O PL 4188/2021, conhecido como Novo Marco de Garantias, tem como principal objetivo facilitar a utilização de garantias e, assim, permitir que mais brasileiros tenham acesso a crédito com taxas de juros menores. A principal inovação do projeto está na criação das Instituições Gestoras de Garantia – IGGs, empresas especializadas em gerenciar os ativos dados como garantias de empréstimos pessoais ou empresariais, desde sua constituição e gestão até sua execução (caso haja necessidade).
Hoje, a pessoa que deseja contrair um empréstimo vai ao banco e o banco avalia as garantias e oferece (ou não) o empréstimo. Com o Novo Marco de Garantias, a pessoa tem seus bens avaliados pela IGG, que fará as avaliações de valor e risco e definirá o valor máximo de empréstimo que os bens dados em garantia podem suportar. De posse do documento emitido pela IGG, a pessoa poderá então ir a diferentes bancos, inclusive bancos digitais, negociar as condições desse empréstimo, como prazos e custos. Como um paciente que, de posse de uma receita médica, vai a diversas farmácias pesquisar preços
Desse modo, espera-se que as IGGs aumentem a concorrência entre os bancos, além de facilitar a atuação de fintechs no mercado de crédito, permitindo assim que os tomadores negociem condições melhores. Ao simplificar a utilização de garantias e permitir que tomadores – especialmente, os mais pobres – tenham mais acesso à crédito a um custo mais baixo, o projeto impulsiona o crédito no país e, assim, contribui para o aquecimento da atividade econômica, bem como a geração de emprego e renda.

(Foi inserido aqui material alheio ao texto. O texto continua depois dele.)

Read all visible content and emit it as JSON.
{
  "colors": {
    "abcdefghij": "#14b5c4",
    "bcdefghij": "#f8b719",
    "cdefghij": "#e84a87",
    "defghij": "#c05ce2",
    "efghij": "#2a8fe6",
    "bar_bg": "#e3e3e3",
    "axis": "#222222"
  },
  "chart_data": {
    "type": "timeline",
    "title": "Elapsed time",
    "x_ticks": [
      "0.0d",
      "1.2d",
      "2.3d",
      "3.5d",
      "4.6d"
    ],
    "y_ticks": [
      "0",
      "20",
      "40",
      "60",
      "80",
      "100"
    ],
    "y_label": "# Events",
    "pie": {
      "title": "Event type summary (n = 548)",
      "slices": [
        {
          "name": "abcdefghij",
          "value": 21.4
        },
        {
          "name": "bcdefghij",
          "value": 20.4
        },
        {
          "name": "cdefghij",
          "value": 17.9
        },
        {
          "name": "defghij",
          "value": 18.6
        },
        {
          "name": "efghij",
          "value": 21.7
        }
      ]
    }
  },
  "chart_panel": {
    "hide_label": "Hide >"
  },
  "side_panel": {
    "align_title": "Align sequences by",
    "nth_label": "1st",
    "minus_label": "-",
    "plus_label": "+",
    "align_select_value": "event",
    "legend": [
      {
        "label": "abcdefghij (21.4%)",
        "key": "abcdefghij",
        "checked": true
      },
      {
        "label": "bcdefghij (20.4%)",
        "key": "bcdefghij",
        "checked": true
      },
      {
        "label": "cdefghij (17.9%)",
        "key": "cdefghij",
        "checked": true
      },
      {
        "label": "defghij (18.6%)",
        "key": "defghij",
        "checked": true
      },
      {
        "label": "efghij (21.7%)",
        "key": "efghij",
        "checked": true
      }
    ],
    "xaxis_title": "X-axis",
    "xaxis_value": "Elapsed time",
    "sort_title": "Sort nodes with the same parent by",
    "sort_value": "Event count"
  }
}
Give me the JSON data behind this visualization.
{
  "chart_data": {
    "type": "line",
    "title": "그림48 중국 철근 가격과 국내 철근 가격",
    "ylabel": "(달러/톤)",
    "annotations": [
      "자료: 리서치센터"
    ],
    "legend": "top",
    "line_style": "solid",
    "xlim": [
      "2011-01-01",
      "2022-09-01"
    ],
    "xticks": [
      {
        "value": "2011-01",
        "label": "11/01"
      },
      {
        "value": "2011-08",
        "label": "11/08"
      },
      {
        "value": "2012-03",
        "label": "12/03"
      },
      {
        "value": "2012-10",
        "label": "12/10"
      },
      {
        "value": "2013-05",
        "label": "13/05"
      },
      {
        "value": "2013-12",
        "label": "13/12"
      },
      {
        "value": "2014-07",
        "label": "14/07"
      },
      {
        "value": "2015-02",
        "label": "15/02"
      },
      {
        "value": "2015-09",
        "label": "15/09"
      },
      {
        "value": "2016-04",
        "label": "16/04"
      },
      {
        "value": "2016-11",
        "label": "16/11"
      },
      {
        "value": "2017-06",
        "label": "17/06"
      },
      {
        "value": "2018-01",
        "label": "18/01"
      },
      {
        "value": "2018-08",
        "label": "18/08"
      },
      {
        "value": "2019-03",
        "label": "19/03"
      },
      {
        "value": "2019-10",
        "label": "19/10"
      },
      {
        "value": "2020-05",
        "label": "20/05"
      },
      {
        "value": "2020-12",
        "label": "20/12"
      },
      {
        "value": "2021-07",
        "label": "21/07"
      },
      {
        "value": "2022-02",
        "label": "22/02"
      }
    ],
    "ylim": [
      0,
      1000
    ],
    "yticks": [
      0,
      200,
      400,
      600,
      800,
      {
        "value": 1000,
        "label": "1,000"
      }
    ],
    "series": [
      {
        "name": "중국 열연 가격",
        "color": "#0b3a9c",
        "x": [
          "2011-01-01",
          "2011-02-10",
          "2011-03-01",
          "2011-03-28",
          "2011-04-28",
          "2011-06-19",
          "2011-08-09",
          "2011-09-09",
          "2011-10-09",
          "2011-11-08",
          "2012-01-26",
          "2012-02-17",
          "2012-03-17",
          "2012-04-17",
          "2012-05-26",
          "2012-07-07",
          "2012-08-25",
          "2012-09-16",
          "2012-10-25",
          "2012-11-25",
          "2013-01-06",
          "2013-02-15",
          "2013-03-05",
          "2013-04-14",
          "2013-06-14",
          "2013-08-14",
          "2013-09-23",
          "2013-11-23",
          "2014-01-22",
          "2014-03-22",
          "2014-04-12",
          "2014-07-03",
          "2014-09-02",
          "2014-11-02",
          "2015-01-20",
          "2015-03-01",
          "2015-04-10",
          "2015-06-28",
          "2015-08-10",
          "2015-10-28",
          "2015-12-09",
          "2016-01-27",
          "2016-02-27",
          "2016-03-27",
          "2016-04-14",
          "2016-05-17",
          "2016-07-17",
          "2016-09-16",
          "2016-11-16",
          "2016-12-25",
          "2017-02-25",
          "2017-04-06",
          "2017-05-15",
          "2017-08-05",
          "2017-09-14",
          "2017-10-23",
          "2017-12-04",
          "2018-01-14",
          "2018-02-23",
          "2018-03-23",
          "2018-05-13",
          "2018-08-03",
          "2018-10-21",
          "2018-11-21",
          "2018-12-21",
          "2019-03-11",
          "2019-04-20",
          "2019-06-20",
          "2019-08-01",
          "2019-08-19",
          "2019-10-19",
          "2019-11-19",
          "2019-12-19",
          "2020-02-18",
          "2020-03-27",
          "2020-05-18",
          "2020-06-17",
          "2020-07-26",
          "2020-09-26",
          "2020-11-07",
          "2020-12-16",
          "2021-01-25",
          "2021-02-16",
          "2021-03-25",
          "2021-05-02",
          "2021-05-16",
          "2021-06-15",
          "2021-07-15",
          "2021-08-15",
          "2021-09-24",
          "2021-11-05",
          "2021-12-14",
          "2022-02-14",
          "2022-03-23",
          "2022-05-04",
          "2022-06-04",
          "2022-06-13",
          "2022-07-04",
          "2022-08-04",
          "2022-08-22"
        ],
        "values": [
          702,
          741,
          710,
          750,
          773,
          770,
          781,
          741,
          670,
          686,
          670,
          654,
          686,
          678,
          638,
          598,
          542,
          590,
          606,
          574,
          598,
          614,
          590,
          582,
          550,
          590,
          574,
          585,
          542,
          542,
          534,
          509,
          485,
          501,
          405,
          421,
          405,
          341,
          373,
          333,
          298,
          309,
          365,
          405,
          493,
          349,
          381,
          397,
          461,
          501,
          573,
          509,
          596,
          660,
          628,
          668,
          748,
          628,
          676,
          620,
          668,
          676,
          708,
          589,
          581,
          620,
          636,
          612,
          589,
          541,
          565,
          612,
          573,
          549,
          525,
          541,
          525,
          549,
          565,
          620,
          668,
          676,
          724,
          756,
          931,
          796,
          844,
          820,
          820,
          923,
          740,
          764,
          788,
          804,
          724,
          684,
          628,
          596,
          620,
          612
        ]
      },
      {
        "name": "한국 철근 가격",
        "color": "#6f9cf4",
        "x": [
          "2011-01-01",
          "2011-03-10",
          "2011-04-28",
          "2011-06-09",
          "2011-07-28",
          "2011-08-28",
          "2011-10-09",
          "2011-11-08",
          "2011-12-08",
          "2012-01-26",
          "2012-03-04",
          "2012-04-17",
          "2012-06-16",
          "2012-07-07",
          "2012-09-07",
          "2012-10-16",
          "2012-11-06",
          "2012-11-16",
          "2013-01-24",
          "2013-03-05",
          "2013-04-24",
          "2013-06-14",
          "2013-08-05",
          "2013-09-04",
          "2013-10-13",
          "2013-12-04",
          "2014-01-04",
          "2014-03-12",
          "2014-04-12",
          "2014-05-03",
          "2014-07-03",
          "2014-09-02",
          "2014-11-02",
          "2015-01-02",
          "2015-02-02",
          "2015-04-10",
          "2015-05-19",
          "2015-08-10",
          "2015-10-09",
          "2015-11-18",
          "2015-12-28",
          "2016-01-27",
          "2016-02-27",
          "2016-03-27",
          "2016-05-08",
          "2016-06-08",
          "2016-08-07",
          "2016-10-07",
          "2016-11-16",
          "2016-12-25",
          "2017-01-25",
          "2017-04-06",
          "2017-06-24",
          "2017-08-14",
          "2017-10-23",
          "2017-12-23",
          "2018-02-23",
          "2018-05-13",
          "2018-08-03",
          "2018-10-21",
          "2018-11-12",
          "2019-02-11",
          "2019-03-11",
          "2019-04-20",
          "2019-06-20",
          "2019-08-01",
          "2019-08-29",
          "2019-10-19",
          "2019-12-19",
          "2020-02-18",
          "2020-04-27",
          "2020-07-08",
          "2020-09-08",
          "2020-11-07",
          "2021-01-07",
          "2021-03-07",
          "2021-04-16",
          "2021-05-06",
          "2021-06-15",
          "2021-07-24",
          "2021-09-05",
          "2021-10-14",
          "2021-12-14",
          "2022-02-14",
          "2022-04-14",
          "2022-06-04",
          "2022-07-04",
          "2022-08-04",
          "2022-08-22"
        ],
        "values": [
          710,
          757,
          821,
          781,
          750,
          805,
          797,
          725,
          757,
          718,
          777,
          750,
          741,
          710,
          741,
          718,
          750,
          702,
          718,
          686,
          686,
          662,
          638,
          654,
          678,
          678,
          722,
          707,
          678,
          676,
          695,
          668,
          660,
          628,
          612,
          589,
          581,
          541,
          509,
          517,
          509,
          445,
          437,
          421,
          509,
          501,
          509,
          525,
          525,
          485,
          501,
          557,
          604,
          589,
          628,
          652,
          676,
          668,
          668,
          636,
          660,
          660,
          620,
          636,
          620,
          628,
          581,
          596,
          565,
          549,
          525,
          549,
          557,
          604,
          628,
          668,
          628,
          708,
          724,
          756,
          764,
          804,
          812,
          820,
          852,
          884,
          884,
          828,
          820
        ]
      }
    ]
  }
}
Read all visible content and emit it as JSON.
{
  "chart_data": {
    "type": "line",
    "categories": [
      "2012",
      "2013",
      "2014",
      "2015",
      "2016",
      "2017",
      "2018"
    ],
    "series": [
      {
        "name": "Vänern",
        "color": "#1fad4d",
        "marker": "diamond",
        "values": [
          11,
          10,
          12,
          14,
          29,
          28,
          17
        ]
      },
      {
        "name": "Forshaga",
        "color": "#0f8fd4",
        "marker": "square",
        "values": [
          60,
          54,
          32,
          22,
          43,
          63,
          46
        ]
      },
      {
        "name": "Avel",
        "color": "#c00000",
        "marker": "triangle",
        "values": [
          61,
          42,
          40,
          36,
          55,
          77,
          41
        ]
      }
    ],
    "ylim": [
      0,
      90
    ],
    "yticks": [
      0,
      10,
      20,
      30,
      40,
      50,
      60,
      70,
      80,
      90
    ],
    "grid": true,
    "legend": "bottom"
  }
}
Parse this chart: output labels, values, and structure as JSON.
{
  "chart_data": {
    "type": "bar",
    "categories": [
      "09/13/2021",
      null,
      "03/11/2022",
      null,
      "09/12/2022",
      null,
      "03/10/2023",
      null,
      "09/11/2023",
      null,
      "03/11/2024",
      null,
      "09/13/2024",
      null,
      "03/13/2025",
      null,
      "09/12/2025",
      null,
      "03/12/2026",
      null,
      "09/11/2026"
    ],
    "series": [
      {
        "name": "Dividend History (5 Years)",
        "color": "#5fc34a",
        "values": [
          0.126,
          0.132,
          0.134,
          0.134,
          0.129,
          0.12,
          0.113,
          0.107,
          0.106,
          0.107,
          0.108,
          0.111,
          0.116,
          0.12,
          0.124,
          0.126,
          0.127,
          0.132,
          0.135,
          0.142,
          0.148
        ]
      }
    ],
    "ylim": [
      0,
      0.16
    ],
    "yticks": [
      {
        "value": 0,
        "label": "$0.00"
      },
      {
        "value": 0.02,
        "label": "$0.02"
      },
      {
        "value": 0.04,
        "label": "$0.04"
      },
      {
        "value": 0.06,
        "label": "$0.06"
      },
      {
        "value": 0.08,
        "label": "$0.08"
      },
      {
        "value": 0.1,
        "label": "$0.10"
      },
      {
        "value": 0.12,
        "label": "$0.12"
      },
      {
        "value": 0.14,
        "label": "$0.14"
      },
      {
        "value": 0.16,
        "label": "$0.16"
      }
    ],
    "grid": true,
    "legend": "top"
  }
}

O projeto traz outros pontos interessantes, como a quebra do monopólio da Caixa nas operações sobre penhores civis, a simplificação da retomada de veículos comprados por leasing em razão de dívidas e a possibilidade de que um mesmo imóvel seja dado como garantia em diferentes empréstimos (desde que, é claro, o valor total desses empréstimos não supere o valor do imóvel), medidas que devem contribuir para a democratização do crédito no país.
Mas vamos então ao Destaque do PSOL.
Imagine que dois indivíduos querem tomar um empréstimo para reformar sua casa, ou iniciar um negócio. O primeiro tem três imóveis, pode oferecer um como garantia e contrair empréstimos a uma taxa de juros de pouco mais de 1% ao mês. O segundo só tem um imóvel, e a Lei atual o proíbe de oferecer este imóvel como garantia. Sem garantias, só poderá contrair um empréstimo pagando uma taxa de juros de 5% ao mês. Possivelmente, acabará não contratando esse empréstimo e não reformando sua casa ou iniciando seu empreendimento.
Notem, o primeiro, com três imóveis, é provavelmente mais rico, e paga juros menores. O segundo, de renda provavelmente menor, paga juros maiores. E isso ocorre não porque o segundo é mais propenso a não honrar sua dúvida (pelo contrário, as evidências indicam que a inadimplência entre grupos de baixa renda é igual ou menor), mas porque a Lei o proíbe de usar sua propriedade como garantia.
Visando ampliar aos menos favorecidas o acesso ao crédito barato, portanto, o projeto permite que o único imóvel da família seja oferecido como garantia. Por consequência, permite a execução desta garantia em caso de inadimplência. Lembrando que a IGG só poderá executar o imóvel em contratos nos quais o imóvel tenha sido dado como garantia, mesmo quando a dívida for de terceiro (por exemplo, quando alguém que só tem um imóvel o oferece como garantia para um empréstimo de outra pessoa). Quem não optar por utilizar o imóvel como garantia para ter acesso a juros menores não corre risco algum de ter o imóvel executado.
O Destaque do PSOL visava suprimir este dispositivo, impedindo assim, que brasileiros que têm apenas um imóvel possam também ter acesso a crédito mais barato. Ao votar contra o Destaque e a favor do texto original, portanto, Tabata contribuiu para ampliar o acesso ao crédito e reduzir o custo deste crédito justamente para a parcela mais pobre de nossa sociedade. Pena que foi sem querer.